E’ pur vero che i poeti – per dirla ancora con Valéry – vivono “dans un ordre insensé”, persi come sono su strade improbabili, in itinerari insinuati continuamente dal dubbio del bivio; costretti, dunque, a procedere per metafore e similitudini. La poesia, anche quando urga nel nostro intimo, non può essere impaziente, in quanto connaturale alla lentezza e di questa la gustosa primizia. Chi coltiva la lentezza come dimensione della mente e dell’esistere, è naturalmente poeta. Sa che la poesia vive prima indefinita, dispersa, circospetta dentro i giorni, finché non prenda la forma che giusto le orme dei nostri (e altrui) passi le danno. C’è comunque un movimento che la genera, anzi un viaggio. E non è un caso che sia spesso la poesia a ricongiungerci con una lontananza. Essa ha del viaggio proprio la stessa connotazione, che è poi quella della nostalgia rispetto a ciò che si lascia e verso quanto di inconosciuto desideriamo raggiungere. La distanza tra queste due nostalgie è colmata, appunto, da un lento cammino “poetico”.

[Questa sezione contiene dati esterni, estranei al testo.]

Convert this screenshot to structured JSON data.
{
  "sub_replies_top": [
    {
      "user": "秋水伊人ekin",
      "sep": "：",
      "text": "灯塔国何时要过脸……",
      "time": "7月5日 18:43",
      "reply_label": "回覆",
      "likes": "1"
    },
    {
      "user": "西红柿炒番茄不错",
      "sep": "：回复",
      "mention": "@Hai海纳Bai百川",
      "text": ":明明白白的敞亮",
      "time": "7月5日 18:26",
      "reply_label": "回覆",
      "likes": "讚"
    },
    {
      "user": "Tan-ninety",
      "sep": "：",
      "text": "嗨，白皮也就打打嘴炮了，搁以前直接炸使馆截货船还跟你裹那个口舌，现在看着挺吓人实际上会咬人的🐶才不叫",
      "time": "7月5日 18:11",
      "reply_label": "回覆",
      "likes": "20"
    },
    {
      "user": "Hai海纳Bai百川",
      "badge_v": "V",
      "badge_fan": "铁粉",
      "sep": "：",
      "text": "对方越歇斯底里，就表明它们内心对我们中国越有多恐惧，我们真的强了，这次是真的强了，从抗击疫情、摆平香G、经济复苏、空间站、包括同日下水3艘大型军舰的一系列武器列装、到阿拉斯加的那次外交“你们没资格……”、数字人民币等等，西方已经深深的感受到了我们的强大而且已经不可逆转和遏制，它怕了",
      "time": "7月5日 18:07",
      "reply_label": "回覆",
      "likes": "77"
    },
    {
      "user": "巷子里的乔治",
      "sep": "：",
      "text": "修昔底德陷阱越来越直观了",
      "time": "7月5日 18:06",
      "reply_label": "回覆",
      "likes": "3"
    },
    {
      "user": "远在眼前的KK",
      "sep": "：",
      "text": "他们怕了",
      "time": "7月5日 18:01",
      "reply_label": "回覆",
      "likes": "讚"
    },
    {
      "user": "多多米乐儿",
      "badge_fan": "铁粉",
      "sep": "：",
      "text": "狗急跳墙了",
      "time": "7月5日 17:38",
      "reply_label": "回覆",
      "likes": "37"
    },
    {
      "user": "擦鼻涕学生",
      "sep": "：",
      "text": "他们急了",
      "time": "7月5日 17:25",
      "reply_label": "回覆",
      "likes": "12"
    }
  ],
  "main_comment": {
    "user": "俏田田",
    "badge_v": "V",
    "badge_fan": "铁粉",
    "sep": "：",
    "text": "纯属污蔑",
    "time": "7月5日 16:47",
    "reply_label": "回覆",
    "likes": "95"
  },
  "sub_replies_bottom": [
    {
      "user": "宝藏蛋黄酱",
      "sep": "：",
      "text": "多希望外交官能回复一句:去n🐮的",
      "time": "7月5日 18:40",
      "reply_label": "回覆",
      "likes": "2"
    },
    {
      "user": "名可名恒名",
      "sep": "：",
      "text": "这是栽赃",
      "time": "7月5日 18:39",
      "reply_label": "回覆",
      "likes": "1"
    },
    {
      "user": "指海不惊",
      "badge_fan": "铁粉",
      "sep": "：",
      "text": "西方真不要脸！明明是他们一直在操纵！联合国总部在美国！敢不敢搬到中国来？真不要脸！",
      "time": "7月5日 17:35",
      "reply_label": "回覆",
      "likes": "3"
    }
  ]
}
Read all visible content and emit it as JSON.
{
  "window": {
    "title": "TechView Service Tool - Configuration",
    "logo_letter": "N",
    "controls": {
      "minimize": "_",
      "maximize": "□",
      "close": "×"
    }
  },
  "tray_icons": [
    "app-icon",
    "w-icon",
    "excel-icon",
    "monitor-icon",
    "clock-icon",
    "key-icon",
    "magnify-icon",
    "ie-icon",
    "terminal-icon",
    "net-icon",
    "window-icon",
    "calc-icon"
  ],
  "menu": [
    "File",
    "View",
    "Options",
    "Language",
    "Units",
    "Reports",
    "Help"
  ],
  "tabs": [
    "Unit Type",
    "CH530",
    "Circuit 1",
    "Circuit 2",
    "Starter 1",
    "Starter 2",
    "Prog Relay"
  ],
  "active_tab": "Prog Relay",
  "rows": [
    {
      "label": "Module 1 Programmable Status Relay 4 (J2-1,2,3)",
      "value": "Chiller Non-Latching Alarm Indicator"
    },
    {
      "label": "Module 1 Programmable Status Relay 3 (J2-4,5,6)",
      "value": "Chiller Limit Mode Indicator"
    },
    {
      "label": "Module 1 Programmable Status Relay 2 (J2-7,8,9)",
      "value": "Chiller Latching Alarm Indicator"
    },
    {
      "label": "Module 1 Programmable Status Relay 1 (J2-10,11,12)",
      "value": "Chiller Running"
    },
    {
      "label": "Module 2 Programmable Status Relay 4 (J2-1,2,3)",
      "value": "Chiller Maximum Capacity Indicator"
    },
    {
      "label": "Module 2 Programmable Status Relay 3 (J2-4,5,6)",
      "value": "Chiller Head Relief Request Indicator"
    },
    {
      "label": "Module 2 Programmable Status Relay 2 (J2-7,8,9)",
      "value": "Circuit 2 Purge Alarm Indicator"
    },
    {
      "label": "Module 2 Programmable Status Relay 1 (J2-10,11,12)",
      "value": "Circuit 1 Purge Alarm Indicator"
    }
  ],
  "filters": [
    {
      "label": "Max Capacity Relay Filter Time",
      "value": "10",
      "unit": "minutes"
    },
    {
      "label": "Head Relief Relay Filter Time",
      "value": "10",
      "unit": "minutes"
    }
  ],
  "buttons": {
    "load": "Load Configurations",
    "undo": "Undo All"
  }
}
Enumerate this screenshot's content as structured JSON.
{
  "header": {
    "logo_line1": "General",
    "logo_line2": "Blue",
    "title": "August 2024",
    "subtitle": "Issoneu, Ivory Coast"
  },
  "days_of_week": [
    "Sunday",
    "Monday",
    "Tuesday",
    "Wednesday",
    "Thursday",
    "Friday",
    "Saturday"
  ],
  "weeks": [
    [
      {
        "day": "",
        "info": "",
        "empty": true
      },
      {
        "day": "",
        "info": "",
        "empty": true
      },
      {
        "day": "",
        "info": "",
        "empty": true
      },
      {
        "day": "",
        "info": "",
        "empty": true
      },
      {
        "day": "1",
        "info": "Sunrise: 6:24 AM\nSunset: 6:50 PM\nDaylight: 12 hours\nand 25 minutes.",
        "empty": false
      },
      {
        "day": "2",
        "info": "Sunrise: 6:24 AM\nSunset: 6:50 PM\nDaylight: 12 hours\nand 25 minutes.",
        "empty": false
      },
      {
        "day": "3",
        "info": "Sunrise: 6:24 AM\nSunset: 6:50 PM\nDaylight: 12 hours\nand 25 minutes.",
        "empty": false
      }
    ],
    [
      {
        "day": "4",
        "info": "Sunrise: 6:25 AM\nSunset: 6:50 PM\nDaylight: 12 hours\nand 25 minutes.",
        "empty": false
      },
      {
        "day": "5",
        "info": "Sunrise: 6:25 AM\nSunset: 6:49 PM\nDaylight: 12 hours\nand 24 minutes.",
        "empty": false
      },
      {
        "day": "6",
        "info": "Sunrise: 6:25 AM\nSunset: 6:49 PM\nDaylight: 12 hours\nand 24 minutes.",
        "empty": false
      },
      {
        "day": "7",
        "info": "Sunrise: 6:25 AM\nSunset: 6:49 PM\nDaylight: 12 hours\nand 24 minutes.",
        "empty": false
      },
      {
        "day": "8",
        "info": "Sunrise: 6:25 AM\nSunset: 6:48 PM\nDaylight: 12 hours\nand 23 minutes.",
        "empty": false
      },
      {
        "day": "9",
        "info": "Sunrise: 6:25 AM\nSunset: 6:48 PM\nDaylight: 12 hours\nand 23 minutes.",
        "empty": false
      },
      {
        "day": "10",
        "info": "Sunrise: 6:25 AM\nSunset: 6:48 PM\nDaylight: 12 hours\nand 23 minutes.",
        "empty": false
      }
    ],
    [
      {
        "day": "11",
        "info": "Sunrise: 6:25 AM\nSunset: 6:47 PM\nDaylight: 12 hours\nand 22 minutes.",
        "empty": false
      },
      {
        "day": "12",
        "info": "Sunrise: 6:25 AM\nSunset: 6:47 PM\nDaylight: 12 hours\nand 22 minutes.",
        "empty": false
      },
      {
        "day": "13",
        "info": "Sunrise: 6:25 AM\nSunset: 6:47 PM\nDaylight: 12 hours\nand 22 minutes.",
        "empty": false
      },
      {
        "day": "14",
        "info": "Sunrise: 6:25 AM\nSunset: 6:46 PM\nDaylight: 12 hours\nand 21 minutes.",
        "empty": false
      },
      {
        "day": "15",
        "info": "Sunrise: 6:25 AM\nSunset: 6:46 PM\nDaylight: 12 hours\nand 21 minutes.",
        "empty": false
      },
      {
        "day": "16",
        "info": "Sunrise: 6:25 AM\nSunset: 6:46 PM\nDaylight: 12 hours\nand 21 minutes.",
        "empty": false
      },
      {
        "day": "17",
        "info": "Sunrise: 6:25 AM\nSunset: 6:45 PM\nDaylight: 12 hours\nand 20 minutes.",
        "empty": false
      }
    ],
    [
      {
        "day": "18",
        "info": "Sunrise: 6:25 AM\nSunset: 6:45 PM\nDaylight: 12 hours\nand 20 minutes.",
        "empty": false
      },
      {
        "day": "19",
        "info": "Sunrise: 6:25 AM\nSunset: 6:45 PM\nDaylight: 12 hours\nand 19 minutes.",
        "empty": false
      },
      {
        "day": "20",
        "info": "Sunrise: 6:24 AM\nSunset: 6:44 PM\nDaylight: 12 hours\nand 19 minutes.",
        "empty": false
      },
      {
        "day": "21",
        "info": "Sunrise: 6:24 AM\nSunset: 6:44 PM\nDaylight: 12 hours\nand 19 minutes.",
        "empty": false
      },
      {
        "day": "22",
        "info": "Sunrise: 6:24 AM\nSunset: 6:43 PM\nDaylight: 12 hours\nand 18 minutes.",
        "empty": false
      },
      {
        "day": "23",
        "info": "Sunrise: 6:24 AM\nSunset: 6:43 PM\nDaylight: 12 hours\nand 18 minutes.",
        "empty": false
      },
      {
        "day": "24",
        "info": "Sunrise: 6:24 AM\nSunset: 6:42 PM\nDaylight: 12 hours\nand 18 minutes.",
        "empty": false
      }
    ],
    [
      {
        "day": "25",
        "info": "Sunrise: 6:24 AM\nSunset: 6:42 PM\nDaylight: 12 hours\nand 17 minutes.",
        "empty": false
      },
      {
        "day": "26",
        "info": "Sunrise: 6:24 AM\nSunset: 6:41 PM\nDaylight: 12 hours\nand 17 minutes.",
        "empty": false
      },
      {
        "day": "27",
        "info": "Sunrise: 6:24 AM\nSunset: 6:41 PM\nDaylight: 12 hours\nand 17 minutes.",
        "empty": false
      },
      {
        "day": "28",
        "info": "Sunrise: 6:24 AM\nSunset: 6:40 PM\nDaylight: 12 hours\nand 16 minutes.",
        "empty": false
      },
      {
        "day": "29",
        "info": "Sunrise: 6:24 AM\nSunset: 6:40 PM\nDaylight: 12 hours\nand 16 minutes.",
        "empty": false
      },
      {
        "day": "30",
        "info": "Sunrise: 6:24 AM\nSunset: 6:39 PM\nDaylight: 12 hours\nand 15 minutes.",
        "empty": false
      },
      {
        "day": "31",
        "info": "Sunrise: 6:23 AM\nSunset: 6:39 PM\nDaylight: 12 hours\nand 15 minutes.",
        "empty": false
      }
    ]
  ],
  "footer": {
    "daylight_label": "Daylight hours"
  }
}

Al tempo in cui ogni piccolo villaggio poteva vantare almeno uno scemo, il malcapitato era definito necessariamente “lento” e “un po’ poeta”. Oggi che il villaggio è vasto e lui stesso interamente scimunito per la rapidità con cui è cresciuto, si insigniscono di cittadinanza onoraria i lenti e i poeti. Dai manifesti apprendiamo che la cerimonia è fissata un’ora prima della fine del mondo. Non c’è dunque bisogno di correre, ma di pensare.